Un soupir m’échappe en voyant mon futur époux entrer sur notre propriété en homme conquérant et fier, droit sur sa monture, comme si le monde ne pouvait pas lui résister. Et je panique. Vu l’heure, si mon père le croise, il va l’inviter à se joindre à nous pour le dîner et je n’ai aucune envie de le voir plus que de raison. J’aimerais autant profiter de mes derniers moments loin de lui, en famille, plutôt que de déjà devoir le supporter.

Oui, plus le mariage approche, moins j’en ai envie. Oh, je n’en ai jamais vraiment eu envie, c’est une évidence, mais à présent, la simple vue de sa personne me donne la nausée et fait monter en moi cette volonté farouche de liberté… Liberté que je vais perdre en rejoignant l’autel pour lui promettre amour et fidélité. Une jolie blague, quand on sait que cette union n’a rien d’un mariage d’amour.
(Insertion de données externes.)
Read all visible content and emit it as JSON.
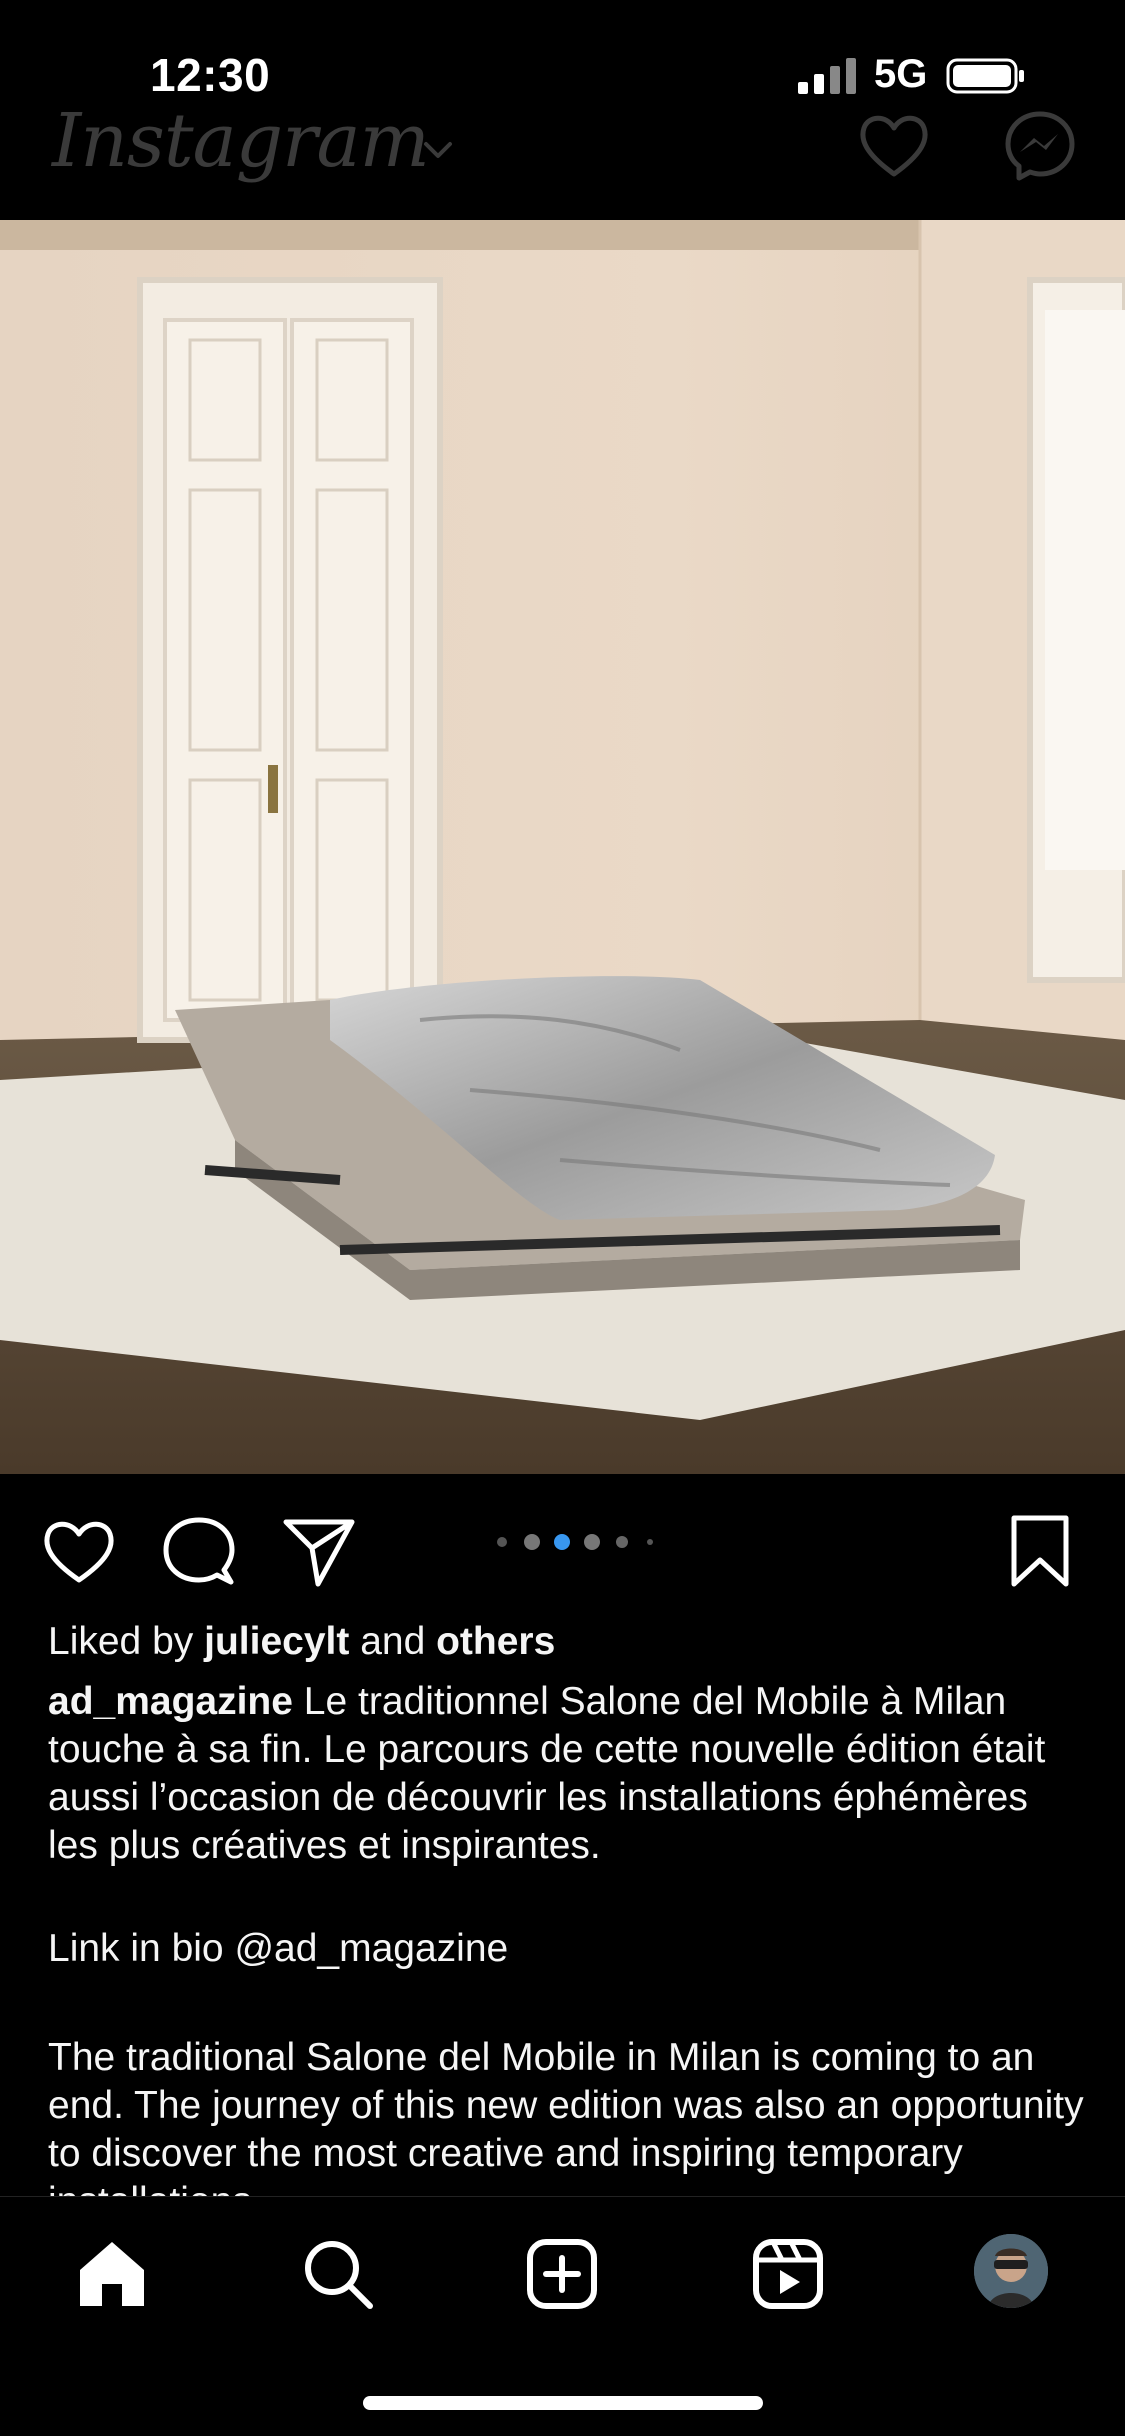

— Thibault, le salué-je plutôt froidement en le rejoignant devant la fromagerie. Que fais-tu là ?

— Bonjour Belle Clothilde. Je voulais voir ma promise, ce n’est pas un crime ! Tu vas bien ? Aurais-tu quelques instants à m’accorder ?
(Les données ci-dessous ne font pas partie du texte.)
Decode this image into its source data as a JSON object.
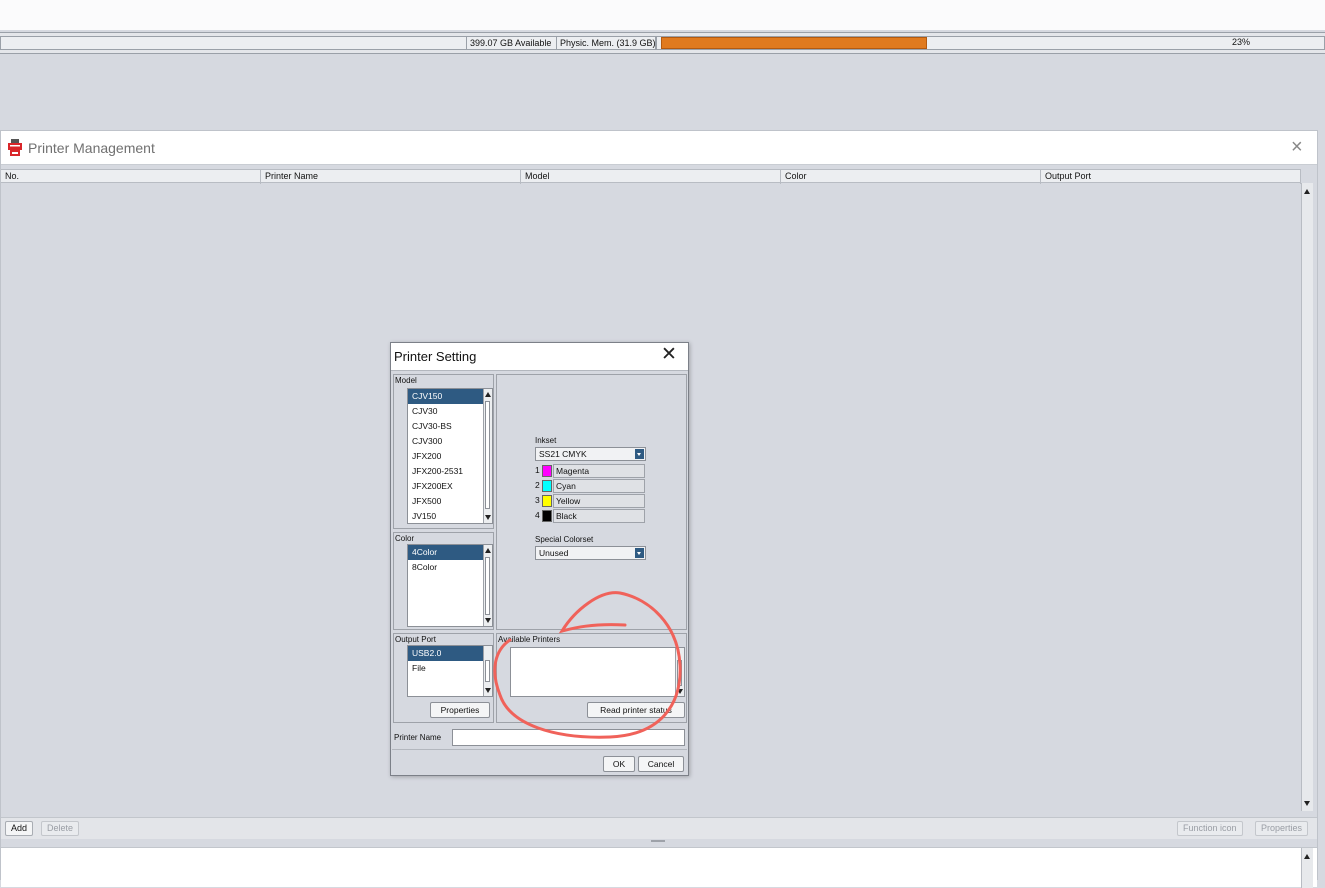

Il va encore me mettre en retard. Isolde et les jumeaux s’occupent de la traite, je dois les rejoindre puis aller préparer le dîner. Père est parti au village pour je ne sais quoi, il ne devrait plus tarder à rentrer et s’attendra à ce que tout soit prêt à son retour. Et lui, il débarque ici comme si je devais être à sa disposition. Qu’il m’exaspère avec son petit sourire charmeur qui me laisse totalement de marbre !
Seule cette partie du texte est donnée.